So David Cameron is warning that the cuts in the forthcoming budget will be the most drastic in a generation, so severe that they'll change our whole way of life, and it's all the fault of the previous administration who've left an even bigger financial mess than anticipated.
There's nothing "new-politics" about this. Blaming the last lot is the oldest political cliché in the book, rivaled only by a softening-up processes so that the cuts, when announced, don't seem too bad after all. I'm quite sure that most people who take only a casual interest in politics will see this as just "the mixture as before." The coalition has a honeymoon period of goodwill and it is rapidly wasting it by using these tired tactics.

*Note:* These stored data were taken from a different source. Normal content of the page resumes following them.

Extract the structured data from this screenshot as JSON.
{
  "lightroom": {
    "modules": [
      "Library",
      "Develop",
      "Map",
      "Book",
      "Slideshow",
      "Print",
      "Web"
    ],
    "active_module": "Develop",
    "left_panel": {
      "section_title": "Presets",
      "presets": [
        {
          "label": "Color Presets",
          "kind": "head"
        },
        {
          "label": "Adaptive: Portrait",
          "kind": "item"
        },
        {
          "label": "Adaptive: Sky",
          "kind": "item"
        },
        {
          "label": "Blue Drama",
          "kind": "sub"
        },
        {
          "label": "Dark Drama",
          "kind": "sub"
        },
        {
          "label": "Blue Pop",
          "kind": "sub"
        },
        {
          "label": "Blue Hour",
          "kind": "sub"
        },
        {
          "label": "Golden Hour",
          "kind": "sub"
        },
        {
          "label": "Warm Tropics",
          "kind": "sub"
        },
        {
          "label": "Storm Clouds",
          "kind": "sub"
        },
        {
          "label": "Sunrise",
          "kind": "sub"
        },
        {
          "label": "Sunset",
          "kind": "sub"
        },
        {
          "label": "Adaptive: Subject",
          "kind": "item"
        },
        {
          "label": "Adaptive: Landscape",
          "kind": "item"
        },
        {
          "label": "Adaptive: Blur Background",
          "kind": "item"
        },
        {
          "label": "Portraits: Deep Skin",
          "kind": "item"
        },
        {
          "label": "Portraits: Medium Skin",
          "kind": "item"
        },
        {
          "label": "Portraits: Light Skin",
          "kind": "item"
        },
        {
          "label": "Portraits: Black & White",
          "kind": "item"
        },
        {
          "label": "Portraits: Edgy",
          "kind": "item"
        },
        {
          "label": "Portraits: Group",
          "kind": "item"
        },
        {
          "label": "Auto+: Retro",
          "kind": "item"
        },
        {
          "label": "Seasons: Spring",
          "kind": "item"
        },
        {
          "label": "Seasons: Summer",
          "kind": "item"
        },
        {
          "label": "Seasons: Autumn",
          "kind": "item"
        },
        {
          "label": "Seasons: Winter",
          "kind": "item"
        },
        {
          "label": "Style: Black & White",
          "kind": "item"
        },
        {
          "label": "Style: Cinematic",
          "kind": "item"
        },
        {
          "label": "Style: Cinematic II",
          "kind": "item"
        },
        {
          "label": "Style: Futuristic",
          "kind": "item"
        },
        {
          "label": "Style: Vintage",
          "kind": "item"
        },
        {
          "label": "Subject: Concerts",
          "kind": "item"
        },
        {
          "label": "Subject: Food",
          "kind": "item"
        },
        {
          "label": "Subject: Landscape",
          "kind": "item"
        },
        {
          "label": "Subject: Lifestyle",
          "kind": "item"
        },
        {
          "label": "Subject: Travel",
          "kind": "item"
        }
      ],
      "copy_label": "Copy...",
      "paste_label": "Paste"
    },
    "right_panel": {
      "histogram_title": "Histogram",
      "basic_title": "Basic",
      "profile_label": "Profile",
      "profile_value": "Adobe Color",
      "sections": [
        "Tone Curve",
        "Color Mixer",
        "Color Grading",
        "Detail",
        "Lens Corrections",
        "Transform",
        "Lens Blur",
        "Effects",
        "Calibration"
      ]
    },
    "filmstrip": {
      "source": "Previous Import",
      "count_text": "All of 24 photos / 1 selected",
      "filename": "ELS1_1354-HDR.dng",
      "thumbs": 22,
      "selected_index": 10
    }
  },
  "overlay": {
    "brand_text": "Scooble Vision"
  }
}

It is even even more alarming that no-one in any party is making the Keynesian argument, supported by such distinguished economists as David Blanchflower, Martin Wolf, Hugo Radice and others (see previous posts) that cuts of any sort are a potentially disastrous policy in the middle of a recession, and quite unnecessary as the UK's public borrowing is well in line with both history and that of other major developed economies. We act as though he 1930s had never happened and Keynes had never written.
In spite of the debacle produced by the pursuit of monetarist policies and allowing free rein to market forces, a neocon consensus still prevails and the Tories are using it to justify their penchant for cutting back those parts of the state on which the vulnerable depend. If Liberal Democrats, as the junior partners in the coalition, are unable to oppose, we should at least remain silent.